Peygamberimizin Son Namazları

Resûlullâh’ın, vefâtına sebep olan hastalığı esnâsında bile titizlik gösterdiği en mühim hususlardan biri cemaatle namaz olmuştur. İşte Peygamberimizin son namazları...

Hazret-i Enes’in bildirdiğine göre Fahr-i Kâinât Efendimiz, hastalığının sâdece son üç gününde cemaatle namaza iştirâk edememiştir. (Buhârî, Ezân, 46)
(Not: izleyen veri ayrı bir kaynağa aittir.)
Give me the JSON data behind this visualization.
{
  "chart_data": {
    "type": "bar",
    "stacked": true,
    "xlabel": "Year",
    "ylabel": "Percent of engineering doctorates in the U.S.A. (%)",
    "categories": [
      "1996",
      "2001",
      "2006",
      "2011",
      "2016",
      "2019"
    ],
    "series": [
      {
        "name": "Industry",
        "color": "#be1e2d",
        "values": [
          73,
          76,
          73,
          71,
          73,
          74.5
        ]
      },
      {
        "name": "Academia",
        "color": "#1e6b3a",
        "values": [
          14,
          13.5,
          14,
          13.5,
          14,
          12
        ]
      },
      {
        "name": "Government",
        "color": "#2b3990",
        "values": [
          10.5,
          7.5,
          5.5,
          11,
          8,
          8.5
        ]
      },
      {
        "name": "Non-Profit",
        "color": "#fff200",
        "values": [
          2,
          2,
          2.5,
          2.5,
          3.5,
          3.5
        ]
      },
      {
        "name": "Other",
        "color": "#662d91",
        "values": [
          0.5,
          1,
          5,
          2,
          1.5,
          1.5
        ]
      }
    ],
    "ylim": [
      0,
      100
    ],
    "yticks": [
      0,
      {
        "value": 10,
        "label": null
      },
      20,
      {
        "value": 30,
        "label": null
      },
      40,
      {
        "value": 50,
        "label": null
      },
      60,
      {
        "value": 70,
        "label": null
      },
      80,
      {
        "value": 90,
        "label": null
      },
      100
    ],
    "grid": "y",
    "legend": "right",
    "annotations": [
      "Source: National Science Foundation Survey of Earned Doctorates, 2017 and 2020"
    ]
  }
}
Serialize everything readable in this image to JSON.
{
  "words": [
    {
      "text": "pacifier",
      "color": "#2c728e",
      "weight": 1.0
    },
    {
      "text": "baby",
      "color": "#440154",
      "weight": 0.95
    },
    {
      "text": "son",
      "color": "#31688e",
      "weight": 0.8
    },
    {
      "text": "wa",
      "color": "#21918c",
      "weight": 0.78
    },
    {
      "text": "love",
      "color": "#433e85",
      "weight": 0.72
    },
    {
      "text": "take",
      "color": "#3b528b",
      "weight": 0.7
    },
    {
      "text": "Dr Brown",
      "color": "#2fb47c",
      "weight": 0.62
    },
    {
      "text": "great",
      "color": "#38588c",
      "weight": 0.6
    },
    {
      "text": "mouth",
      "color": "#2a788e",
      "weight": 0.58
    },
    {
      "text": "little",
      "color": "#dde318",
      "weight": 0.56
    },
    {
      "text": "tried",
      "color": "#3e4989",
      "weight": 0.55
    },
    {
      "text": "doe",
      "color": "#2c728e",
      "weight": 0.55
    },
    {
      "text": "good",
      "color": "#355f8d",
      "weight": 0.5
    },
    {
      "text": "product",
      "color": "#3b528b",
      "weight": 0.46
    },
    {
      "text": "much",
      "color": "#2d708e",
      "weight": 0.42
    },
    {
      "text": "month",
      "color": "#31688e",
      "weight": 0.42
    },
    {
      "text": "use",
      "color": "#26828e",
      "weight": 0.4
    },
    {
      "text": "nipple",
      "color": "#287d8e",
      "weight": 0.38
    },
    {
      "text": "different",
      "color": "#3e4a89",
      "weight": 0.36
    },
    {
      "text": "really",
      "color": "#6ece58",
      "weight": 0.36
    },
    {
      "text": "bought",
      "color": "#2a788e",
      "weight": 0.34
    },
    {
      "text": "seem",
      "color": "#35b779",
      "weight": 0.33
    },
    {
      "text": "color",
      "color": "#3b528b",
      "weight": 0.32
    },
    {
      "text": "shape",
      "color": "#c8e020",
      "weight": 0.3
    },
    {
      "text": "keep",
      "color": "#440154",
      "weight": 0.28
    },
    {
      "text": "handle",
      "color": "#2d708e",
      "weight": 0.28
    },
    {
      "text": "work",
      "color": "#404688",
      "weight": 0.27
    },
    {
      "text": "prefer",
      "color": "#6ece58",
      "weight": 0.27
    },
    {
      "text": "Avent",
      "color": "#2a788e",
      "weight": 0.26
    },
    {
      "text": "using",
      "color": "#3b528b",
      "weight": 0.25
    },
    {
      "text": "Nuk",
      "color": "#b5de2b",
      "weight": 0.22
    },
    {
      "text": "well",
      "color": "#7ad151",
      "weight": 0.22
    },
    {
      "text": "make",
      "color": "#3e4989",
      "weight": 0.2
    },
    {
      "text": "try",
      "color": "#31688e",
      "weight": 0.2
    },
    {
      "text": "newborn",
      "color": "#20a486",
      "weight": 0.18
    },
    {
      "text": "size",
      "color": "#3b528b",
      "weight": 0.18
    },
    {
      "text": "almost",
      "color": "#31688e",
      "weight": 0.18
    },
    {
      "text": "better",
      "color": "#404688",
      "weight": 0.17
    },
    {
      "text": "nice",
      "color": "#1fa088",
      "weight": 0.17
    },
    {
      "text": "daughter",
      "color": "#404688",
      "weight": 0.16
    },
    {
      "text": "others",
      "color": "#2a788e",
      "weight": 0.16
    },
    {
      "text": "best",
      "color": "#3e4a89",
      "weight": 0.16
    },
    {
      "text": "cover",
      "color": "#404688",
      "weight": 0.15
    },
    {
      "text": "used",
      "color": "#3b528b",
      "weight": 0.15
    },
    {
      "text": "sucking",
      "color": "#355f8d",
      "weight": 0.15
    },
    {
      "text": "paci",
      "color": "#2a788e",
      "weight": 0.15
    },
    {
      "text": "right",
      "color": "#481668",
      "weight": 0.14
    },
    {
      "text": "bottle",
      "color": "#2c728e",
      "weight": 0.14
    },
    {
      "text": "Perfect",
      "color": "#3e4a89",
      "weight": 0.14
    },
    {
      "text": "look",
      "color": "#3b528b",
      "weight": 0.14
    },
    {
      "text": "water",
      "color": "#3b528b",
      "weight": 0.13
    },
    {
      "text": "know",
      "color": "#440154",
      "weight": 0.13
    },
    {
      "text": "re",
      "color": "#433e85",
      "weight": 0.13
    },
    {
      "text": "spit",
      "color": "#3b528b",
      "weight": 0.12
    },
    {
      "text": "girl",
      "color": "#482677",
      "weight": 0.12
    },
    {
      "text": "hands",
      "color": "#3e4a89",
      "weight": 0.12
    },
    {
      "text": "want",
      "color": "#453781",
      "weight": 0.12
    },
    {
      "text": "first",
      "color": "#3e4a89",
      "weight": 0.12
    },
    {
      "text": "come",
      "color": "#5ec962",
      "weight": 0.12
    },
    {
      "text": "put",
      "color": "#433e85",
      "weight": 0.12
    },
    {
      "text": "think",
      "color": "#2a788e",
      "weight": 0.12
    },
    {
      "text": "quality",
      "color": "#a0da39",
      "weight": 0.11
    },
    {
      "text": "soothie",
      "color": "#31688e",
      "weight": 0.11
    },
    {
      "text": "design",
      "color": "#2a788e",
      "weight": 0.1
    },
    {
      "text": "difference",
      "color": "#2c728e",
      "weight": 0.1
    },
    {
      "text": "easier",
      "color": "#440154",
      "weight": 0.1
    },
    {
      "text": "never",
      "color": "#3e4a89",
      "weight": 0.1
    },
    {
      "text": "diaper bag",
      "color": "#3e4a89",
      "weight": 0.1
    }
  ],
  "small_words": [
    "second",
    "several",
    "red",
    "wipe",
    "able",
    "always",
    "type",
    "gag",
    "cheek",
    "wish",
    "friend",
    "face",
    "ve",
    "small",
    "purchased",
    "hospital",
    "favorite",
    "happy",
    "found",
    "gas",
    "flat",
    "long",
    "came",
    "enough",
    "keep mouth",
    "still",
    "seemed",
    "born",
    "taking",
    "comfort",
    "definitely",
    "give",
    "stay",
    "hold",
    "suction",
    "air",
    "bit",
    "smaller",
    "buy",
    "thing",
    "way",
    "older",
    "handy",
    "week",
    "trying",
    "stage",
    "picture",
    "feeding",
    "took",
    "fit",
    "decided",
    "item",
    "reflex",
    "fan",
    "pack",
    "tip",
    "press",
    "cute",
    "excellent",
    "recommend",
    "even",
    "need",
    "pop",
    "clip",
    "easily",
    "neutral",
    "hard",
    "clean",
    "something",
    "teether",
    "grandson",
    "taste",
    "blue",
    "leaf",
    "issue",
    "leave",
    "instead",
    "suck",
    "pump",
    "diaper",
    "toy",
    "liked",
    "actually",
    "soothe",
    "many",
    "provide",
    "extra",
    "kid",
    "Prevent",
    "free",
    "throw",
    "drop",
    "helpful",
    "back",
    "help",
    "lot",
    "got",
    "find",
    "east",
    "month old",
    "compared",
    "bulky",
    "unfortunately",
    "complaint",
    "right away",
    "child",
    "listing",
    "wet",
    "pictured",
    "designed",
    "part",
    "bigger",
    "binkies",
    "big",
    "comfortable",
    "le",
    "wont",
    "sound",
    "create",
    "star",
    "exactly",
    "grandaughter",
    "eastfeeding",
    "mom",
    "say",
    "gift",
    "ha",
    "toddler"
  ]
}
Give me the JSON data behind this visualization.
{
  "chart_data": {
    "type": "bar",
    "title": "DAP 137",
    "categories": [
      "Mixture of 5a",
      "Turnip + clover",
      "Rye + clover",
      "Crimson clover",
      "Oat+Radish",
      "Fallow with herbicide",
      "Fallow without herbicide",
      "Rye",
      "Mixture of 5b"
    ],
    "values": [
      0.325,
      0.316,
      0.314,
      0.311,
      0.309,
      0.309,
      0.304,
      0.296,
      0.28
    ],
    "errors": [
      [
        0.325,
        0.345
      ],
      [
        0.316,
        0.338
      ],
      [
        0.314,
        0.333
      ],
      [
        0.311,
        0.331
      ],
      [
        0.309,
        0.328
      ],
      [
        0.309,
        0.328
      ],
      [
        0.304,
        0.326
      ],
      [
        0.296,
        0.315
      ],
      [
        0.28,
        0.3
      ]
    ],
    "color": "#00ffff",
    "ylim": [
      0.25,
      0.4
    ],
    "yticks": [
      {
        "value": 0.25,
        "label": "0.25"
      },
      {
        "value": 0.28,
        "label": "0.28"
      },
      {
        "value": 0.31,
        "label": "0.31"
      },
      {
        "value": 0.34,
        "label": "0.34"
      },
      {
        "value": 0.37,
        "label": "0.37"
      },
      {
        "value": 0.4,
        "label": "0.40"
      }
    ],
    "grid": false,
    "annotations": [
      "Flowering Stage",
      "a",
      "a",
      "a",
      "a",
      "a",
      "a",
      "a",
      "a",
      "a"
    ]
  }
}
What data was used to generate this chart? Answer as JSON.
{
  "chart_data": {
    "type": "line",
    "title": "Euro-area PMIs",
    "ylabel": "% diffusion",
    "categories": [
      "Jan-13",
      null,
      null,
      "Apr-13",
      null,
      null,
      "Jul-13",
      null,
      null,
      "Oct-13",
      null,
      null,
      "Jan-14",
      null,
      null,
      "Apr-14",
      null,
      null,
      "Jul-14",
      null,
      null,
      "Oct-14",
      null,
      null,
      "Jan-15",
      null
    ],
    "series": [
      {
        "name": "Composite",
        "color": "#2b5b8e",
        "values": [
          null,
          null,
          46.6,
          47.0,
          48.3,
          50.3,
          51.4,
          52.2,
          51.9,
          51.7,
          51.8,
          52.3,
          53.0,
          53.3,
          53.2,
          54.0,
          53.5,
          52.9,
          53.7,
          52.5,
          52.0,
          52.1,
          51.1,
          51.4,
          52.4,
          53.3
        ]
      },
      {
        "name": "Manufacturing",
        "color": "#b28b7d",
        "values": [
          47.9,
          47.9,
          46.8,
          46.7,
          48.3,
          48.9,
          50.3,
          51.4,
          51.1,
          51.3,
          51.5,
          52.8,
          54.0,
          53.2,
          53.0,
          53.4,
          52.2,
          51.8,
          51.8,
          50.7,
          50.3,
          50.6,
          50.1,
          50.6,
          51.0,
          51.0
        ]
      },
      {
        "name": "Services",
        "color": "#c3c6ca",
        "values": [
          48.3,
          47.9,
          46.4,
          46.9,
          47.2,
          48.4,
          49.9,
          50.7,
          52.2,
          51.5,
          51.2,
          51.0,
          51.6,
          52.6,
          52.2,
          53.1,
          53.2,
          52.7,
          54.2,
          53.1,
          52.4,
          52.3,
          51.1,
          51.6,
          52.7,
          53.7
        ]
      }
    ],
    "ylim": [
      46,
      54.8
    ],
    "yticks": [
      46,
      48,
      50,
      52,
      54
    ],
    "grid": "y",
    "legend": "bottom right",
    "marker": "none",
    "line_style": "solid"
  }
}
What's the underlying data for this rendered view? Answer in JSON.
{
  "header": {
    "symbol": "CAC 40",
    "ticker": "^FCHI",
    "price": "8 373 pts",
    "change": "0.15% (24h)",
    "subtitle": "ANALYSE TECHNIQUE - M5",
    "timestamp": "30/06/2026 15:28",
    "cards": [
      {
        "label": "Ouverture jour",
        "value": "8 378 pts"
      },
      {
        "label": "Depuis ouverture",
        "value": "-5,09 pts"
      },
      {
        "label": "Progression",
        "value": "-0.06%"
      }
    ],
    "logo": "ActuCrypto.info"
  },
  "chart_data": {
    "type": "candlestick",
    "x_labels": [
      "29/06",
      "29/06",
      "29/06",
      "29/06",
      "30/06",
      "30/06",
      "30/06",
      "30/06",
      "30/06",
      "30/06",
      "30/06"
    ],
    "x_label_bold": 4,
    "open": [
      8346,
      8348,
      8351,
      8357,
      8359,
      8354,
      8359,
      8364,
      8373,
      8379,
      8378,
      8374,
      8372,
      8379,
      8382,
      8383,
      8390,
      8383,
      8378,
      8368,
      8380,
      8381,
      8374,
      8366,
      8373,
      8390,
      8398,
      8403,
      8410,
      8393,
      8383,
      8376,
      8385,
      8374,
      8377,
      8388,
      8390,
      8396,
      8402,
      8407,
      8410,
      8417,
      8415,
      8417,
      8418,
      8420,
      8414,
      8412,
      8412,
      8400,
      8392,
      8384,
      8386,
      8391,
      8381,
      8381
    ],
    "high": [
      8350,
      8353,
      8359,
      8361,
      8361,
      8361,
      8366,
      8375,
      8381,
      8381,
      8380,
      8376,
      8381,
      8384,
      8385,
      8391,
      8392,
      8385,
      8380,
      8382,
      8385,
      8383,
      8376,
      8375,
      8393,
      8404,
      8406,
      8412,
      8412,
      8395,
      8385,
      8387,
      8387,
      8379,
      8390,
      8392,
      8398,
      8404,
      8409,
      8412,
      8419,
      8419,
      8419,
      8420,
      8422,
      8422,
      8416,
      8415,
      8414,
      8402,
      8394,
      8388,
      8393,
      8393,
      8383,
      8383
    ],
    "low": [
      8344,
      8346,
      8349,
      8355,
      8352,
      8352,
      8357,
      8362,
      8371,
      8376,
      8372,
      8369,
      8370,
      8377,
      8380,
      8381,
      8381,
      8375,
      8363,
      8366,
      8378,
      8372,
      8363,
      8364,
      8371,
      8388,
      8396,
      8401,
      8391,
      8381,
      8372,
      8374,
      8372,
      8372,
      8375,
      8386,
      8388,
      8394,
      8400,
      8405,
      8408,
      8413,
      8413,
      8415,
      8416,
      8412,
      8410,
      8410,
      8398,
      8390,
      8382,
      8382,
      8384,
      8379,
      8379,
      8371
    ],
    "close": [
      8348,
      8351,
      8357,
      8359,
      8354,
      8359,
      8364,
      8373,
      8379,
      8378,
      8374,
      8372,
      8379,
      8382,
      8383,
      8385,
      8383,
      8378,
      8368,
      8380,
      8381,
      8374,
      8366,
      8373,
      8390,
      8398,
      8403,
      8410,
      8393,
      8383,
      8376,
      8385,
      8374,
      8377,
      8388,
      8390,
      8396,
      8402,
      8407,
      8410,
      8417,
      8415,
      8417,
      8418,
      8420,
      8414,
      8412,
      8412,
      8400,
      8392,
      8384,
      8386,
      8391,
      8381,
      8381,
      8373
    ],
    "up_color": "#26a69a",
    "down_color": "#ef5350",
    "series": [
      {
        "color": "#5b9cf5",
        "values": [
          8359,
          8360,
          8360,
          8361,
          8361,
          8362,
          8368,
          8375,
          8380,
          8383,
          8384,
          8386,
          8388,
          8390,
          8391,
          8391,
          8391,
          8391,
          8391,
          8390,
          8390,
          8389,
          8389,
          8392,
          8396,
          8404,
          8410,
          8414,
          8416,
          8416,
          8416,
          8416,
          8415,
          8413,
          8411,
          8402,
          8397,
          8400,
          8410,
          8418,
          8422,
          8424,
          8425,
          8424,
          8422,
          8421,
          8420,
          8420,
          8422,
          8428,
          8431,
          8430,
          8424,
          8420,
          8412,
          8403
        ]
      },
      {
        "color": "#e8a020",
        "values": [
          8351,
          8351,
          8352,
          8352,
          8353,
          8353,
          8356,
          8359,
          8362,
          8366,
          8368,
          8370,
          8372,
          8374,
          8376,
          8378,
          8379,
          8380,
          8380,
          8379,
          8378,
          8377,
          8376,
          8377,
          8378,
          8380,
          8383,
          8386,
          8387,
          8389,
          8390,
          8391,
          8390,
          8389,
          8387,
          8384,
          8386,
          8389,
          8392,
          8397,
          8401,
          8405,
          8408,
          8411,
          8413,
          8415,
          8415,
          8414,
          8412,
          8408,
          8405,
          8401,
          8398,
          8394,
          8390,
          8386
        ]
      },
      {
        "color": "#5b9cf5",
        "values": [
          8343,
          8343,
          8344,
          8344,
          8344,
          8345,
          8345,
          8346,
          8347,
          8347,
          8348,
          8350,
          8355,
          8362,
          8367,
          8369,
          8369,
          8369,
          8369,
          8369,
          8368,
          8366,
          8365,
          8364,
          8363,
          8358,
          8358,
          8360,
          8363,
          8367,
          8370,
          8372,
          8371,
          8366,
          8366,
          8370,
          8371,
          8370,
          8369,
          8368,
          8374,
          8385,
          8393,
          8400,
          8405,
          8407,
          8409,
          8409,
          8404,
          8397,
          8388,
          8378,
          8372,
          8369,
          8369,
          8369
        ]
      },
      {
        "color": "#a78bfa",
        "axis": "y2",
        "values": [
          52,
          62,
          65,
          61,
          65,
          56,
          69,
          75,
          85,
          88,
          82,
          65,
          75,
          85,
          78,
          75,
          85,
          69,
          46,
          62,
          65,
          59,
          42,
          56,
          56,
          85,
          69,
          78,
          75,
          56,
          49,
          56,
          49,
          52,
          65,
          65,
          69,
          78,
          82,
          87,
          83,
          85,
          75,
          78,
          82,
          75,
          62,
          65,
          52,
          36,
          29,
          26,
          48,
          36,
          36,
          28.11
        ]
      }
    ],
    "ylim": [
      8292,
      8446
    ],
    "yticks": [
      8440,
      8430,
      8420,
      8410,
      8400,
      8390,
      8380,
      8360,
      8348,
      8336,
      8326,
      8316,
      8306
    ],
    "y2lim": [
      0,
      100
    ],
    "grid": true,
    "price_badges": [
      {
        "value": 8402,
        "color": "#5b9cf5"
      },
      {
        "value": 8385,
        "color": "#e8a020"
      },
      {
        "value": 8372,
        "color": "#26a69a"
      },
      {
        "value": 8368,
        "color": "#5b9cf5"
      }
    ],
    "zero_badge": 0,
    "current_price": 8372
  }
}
Hazret-i Âişe -radıyallâhu anhâ- diyor ki:

“Nebiyy-i Ekrem -sallâllâhu aleyhi ve sellem-’in hastalığı şiddetlendiğinde:

«–Ashâbım namaz kıldı mı?» diye sordu.

«–Hayır yâ Resûlallâh, Siz’i bekliyorlar.» dedik.

«–Öyleyse benim için su hazırlayınız!» buyurdu. Su koyduk, yıkandı. Kalkmaya davranırken bayıldı. Bir müddet sonra ayıldı. Yine:

«–Ashâbım namaz kıldı mı?» diye sordu.

«–Hayır yâ Resûlallâh, Siz’i bekliyorlar.» dedik.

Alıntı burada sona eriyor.